Because God does not exist, said Sartre, man defines what he is, his essence, through his own actions. Each individual is responsible for choosing one course of action over another. It is the choice that gives value to the act, and nothing that is not acted upon has value. Lending a moral dimension to an otherwise indifferent universe, Sartre declared that a person cannot define himself by "disappointed dreams, miscarried hopes or vain expectations." Most people seek to evade responsibility by blaming something or somebody else for their fate. Sartre regarded this as "bad faith." It is the real curse of the characters in his most famous play, No Exit (1944), who whine, "Hell is other people."

Sartre expounded his ideas in nine plays, four novels, five major philosophical works, innumerable lectures, and essays written for Les Temps Modernes, the magazine he helped found in 1945. Among its contributors was another action-oriented writer, Albert Camus, who subsequently broke with Sartre in a bitter dispute over the nature of Stalinism, which Camus deplored.

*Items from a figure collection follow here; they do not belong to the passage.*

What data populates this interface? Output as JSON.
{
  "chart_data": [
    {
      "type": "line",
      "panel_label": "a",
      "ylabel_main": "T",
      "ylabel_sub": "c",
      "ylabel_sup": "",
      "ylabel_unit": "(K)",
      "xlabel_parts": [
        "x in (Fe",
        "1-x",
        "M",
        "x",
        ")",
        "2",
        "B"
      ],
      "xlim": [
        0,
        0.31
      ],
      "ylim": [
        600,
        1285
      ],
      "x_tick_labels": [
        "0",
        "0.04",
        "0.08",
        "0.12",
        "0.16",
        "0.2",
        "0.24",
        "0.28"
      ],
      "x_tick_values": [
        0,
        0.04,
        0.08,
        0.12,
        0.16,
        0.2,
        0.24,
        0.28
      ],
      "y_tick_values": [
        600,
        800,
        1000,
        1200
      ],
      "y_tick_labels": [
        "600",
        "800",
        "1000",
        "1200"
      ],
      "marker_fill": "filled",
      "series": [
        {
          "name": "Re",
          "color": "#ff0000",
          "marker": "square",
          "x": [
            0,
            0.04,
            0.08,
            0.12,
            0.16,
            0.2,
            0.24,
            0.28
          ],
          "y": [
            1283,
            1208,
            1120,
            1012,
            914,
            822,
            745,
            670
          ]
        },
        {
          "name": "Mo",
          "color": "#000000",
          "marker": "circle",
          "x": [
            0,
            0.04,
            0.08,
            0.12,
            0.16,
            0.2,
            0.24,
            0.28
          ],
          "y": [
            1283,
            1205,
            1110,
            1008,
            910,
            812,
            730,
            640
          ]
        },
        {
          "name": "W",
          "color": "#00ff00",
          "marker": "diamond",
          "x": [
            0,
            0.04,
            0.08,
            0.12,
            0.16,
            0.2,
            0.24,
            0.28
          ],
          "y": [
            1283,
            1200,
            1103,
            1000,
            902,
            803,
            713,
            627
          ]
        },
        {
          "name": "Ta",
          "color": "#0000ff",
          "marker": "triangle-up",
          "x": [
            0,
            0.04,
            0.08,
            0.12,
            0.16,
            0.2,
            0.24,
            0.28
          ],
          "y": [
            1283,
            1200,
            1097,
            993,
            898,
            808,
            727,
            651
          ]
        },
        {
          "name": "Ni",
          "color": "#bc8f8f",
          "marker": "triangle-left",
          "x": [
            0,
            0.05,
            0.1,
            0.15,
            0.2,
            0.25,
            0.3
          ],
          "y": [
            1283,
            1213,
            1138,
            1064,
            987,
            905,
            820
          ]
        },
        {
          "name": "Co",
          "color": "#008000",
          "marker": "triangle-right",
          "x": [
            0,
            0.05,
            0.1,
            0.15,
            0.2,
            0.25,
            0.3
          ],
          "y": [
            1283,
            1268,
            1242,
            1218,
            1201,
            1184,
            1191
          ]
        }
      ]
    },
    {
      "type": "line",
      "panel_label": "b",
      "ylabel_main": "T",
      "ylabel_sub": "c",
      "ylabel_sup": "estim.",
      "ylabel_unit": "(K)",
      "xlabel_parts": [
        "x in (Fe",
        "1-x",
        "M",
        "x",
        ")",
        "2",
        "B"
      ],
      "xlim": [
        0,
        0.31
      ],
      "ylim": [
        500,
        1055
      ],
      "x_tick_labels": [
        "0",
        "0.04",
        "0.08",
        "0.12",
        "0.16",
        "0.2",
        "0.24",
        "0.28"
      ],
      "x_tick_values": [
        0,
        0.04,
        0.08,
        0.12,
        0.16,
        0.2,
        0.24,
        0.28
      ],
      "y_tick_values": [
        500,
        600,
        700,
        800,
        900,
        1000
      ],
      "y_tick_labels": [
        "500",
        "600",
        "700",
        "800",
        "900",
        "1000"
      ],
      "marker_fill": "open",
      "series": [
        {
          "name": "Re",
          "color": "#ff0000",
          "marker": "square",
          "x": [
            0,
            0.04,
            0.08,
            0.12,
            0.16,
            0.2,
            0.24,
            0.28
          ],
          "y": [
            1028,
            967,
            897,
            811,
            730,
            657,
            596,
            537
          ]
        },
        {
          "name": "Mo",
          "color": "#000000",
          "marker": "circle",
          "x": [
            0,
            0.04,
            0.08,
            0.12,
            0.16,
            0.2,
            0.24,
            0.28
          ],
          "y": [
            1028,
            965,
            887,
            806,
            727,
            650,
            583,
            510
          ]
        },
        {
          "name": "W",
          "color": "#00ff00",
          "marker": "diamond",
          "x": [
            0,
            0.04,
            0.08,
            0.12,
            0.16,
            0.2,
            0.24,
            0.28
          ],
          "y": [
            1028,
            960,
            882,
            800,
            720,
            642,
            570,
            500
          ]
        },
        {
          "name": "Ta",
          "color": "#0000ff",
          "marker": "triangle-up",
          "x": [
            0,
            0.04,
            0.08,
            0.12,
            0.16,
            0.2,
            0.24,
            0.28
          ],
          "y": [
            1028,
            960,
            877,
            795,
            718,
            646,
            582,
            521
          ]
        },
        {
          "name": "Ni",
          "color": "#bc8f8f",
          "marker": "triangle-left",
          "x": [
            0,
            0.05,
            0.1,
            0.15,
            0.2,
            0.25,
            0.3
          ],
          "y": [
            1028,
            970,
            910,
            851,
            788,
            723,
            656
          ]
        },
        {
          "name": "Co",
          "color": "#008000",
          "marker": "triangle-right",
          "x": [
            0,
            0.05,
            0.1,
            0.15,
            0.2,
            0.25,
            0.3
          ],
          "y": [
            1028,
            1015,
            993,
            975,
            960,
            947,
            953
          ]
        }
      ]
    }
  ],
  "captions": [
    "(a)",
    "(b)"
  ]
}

Sartre led demonstrations, fired off protests and manned almost every political barricade raised by the left. Ironically, his most conspicuous disciples—the young, the bitter and the cynical—did little or nothing and understood Sartre least. Had he not proclaimed life absurd, reality nauseating and man free—of moral laws, religious commandments, restricting obligations either to ideals or family? The long-haired beatniks became part of Sartre's mystique.